Last, you can adjust the DequeueCountLimit. This number indicates the number of times a request can be dequeued and attempted to be processed before it is considered a poison message and deleted. If it is deleted, the front-end will never get a response and will time out and return a TimeoutException to the client.

TestRequestSubmitter Role/ConsoleApplication

These are test classes that simulate a set of clients making rapid requests. There are two kinds of requests submitted: WebAPI and direct queue requests.

WebAPI requests are the recommended request type for clients that will be outside of Azure or in a different DataCenter than the AzureDistributedCloudService. This is recommended because it allows the FrontEnd Roles to handle many simultaneous requests and poll on the response queue to receive batches of responses. This keeps all polling action within the DataCenter for efficiency and to minimize bandwidth cost.

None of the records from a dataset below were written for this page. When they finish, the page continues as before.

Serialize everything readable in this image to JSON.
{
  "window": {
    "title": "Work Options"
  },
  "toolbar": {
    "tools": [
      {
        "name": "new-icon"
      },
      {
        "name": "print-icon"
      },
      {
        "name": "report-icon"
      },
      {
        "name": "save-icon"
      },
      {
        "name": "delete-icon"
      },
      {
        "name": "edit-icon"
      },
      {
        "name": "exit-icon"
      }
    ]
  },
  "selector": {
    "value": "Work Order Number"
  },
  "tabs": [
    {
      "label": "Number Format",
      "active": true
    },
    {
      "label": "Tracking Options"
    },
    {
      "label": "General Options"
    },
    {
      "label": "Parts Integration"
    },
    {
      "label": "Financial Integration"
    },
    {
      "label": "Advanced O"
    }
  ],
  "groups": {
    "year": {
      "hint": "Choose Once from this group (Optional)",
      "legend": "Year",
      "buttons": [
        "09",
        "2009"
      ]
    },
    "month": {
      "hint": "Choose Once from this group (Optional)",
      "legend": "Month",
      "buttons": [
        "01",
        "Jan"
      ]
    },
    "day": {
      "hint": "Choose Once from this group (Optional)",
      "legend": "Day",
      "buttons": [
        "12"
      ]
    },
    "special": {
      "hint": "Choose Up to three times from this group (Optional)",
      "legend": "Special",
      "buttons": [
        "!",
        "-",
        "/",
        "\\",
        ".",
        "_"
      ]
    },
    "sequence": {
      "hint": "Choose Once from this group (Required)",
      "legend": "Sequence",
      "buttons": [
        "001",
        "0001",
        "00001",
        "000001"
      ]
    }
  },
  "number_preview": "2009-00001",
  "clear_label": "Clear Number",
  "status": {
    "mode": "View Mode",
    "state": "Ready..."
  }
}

The direct Queue Requests are recommended if you have clients that will be in the same DataCenter as the AzureDistributedCloudService and will be making many requests to the service. Calling the service request queue directly causes the client to act as both a client and a FrontEnd. It will submit a request or requests and then poll the queue for responses. This can save around 15ms in comparison to using the WebAPI, but is inefficient (and usually slower) if done from outside the DataCenter.

Scalability of the AzureDistributedService (a polling system)

Nowadays polling is often considered anathema and is practically a curse word. However, an exception to this rule where polling is highly efficient is in a producer-consumer work-flow. The competing consumers pattern (http://msdn.microsoft.com/en-us/library/dn568101.aspx) allows work to be easily distributed among a set of workers.

When built on top of Azure Storage Queues, polling becomes efficient and cheap. As of writing this readme, a single queue can serve 2000 requests per second and queue request costs $0.005 per 100,000 requests (http://azure.microsoft.com/en-us/pricing/details/storage/). A worker running at 10 requests per second will cost around $0.04 cents per day if constantly polling. With three workers polling 10 times per second it will rarely be more than 30ms before the first request is picked up for processing. And if the workers are consistently supplied with requests, they won't wait between requests and will start processing the next request immediately. This means with high worker utilization there will be little polling; the workers are always being fully utilized and completing the queued requests. With auto-scaling, the number of workers will be automatically adjusted so that they are always highly utilized. Auto-scale based on queue length is effective because the number of requests in the queue is an actual representation of the amount of work to be done. Compared to auto-scaling on CPU, Latency, Memory, or other metrics, queue based scaling is significantly more precise.

The AzureDistributedService adds to the competing consumers pattern by allowing responses to be sent back to the Front-End Roles in a simulated RPC style. RPC style programming is attractive because RPC calls look like local method calls, but most RPC solutions don't scale well because the Front-Ends need to "know" the workers. Managing the worker mapping can be a complex and often expensive task. This expense causes a low maximum ratio of Front-Ends to workers. With AzureDistributedService, the front-ends don't know the workers at all, which allows the workers to scale independently. This means that a small number of Front-Ends can provide work for a large number of back-end workers. This is effective because the Front-Ends can handle many more requests than the workers.

The Front-End will only poll responses if it has made a request and is expecting a response. If it is expecting multiple responses, the responses are picked up in batches and sent back to the clients immediately. Which means there is a minimal amount of polling, and requests can be completed quickly. Because the requests are being handled asynchronously, they do not hold onto threads, and a single large VM Front-End can handle thousands simultaneous requests, even an extra-small VM can handle hundreds of simultaneous requests.

This decoupled relationship between the Clients <-> FrontEnd <-> Workers makes for a low-latency and highly scalable cloud service.